The paper argues that, contrary to widespread anxiety about the tax gap, there are actually several reasons for thinking it may shrink. In particular:
1) The use of cash, which is much harder to trace than banking, card, and phone app payment transactions, is in decline. Even if the use of cash doesn’t disappear, the convenience advantages of using other payment methods may reduce the net expected benefit from using it to facilitate evasion.
2) Computerization generally makes it easier for tax authorities to access data and process it readily.
3) The relative shift of employment from small to large businesses means that there will be more reporting and less opportunity for under-the-radar screen evasion.
To each of these observations, there are possibly counter-arguments. For example, as to (1) and (2), perhaps it’s hard to predict which way technology will go, as between the “cops” and the “robbers.” Bitcoin is an example of a non-cash technology that might end up having the same advantages as cash for would-be evaders. As to (3), perhaps in some ways different types of problems may pertain to large businesses.

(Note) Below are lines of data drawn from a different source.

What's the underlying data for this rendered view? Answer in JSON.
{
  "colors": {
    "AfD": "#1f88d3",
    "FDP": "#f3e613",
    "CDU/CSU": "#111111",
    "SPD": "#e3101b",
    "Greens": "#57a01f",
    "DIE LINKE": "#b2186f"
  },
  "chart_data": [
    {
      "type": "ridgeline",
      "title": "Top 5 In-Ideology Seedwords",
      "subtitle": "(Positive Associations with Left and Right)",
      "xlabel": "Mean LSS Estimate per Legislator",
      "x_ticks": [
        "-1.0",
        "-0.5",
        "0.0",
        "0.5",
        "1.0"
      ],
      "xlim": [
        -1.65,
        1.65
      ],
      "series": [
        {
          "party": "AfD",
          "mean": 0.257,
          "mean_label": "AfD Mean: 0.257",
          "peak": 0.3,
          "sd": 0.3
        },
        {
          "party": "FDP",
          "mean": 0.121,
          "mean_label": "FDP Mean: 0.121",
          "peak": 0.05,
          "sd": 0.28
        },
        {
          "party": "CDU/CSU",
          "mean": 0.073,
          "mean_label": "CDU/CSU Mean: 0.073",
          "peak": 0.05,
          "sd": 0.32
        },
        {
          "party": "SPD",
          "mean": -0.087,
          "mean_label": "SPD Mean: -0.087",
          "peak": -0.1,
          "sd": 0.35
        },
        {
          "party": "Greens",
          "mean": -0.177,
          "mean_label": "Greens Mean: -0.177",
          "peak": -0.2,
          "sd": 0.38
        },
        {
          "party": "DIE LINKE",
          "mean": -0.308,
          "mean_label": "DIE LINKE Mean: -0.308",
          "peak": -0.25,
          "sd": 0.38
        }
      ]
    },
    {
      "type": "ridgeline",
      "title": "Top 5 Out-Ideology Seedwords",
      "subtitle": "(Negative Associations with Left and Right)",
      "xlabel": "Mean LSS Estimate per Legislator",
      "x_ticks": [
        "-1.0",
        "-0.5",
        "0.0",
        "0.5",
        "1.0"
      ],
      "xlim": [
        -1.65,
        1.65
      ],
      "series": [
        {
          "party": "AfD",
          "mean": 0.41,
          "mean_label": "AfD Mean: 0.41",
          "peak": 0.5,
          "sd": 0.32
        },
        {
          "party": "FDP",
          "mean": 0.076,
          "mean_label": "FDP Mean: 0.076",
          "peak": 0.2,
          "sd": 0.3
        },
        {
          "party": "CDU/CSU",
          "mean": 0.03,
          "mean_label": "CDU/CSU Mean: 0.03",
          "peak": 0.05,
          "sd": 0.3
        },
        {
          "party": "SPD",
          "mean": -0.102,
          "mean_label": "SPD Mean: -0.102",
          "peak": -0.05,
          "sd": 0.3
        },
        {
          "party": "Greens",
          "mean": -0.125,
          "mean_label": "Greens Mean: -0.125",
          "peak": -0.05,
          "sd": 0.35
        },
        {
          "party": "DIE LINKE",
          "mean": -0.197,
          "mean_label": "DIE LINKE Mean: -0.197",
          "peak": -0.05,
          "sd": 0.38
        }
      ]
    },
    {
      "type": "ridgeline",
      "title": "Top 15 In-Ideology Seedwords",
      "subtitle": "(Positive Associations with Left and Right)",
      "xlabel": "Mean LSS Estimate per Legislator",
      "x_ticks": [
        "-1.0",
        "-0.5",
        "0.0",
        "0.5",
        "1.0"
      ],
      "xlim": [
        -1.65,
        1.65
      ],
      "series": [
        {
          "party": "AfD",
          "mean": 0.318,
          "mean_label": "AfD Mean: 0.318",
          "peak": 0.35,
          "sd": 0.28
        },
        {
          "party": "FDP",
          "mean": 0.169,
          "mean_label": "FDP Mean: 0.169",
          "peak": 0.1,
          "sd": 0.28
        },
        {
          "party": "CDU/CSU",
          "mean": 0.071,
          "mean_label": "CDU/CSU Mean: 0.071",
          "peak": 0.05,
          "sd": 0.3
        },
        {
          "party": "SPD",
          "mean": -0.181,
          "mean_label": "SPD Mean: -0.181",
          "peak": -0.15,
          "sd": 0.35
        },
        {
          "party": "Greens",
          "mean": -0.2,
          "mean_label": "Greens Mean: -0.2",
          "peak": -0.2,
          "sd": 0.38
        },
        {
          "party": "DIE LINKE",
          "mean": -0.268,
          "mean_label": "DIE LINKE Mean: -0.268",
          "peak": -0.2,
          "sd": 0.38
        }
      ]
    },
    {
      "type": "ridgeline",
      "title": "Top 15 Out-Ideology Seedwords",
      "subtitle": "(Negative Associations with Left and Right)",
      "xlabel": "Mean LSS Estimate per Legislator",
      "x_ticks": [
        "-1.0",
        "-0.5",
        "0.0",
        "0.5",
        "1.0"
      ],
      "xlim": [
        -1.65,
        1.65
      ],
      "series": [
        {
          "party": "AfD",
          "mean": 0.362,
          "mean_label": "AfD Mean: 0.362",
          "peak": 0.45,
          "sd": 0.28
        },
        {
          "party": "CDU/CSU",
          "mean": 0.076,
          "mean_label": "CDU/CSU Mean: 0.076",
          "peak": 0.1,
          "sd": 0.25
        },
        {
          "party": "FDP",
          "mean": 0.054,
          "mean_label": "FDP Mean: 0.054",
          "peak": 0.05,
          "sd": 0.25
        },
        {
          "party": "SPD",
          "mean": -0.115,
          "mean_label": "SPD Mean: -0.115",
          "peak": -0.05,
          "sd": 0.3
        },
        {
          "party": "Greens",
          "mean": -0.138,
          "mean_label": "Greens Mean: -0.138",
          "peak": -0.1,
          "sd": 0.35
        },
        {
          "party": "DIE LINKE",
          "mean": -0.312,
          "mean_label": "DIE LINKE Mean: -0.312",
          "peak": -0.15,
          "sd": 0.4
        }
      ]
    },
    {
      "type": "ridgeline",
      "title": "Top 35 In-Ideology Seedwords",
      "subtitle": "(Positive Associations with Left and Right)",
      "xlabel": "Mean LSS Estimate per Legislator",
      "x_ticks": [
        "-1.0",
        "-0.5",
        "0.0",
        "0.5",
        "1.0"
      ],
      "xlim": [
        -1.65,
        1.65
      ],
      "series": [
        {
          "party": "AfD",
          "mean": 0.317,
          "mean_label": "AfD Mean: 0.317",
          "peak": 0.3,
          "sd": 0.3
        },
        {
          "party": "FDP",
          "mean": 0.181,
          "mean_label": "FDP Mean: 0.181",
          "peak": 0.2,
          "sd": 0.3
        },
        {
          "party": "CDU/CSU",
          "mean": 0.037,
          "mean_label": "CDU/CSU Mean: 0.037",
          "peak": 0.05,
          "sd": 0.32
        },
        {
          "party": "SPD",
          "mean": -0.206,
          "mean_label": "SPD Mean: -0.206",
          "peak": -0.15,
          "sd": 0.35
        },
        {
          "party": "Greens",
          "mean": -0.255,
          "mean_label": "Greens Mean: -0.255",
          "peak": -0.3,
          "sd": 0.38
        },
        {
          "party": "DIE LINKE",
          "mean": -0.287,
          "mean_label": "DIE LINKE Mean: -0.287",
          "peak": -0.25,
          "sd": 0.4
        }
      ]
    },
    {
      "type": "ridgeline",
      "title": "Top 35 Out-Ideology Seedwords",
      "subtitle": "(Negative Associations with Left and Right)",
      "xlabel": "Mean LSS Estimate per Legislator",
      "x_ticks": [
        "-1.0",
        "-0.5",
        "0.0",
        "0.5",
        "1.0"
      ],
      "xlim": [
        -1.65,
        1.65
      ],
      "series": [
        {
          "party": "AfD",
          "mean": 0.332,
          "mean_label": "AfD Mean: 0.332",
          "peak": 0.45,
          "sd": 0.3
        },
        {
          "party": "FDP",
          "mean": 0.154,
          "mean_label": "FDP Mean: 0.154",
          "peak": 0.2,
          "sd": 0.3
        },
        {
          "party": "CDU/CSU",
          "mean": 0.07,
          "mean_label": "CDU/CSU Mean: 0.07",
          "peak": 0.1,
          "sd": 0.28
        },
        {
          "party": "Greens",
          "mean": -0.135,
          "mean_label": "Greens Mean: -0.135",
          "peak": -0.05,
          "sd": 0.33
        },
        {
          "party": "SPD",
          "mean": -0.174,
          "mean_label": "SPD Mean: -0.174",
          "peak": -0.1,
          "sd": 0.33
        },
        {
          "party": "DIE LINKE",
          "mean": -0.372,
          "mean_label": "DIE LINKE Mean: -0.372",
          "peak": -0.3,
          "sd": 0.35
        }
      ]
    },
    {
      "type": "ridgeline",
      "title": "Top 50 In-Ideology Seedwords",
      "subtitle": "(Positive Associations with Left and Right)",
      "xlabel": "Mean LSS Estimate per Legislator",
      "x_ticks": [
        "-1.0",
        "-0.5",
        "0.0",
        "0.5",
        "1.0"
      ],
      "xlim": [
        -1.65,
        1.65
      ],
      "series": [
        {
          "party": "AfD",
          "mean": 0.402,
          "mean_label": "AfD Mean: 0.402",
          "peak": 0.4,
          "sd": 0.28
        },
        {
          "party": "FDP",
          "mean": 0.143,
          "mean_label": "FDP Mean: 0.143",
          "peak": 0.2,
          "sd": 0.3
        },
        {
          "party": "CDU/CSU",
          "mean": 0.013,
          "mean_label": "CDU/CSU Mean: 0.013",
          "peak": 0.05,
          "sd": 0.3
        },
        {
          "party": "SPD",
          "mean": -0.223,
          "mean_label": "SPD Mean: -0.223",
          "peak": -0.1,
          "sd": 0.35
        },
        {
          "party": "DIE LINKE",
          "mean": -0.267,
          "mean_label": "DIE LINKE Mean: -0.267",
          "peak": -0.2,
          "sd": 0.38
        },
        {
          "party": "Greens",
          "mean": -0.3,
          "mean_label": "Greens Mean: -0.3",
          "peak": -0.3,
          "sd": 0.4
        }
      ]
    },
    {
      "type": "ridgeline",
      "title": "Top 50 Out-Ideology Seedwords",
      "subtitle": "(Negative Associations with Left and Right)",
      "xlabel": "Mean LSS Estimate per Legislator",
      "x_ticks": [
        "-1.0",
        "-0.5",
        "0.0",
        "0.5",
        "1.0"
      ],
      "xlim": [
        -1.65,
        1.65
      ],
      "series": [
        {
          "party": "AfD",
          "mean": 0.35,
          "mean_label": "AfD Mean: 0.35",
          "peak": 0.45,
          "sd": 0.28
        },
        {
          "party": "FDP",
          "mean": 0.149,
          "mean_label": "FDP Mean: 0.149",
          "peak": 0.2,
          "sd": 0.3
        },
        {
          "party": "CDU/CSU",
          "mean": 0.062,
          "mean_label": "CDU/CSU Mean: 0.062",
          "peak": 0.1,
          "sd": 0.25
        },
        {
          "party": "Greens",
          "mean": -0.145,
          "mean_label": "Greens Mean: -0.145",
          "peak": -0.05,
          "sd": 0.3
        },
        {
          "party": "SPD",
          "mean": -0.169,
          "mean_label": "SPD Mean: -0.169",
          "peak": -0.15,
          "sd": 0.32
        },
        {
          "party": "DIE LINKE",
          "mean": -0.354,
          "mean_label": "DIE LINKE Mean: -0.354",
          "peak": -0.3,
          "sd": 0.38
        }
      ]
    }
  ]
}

For example, suppose we define the tax gap as the difference between what was paid in taxes and what should have been paid. Say that a large business does ten things on its tax return, each purporting to save $1 million of tax, and classified as tax avoidance rather than tax evasion, except that the legal permissibility of each is open to question. Suppose, for example, that each of these items has an independent 40 percent chance of being upheld if the IRS understands and fully reviews. (Suppose further for simplicity, albeit perhaps naïvely, that this 40 percent probability is truly a frequentist one, rather than just expressing someone’s subjective probability.)
Then, on average, the “true” tax gap as to this company is an expected $6 million. To be sure, under standard measuring techniques, none of this would be included in the tax gap (nor, perhaps, could it be). But it would fit within the broad conceptual definition that I gave above. And it might be viewed as indicating that the nature of enforcement problems had merely changed, rather than necessarily easing.
Still, there's something to be said both for a thought-provoking against-the-grain prediction, and (if the prediction proves correct) for lessening outright fraud as an enforcement problem.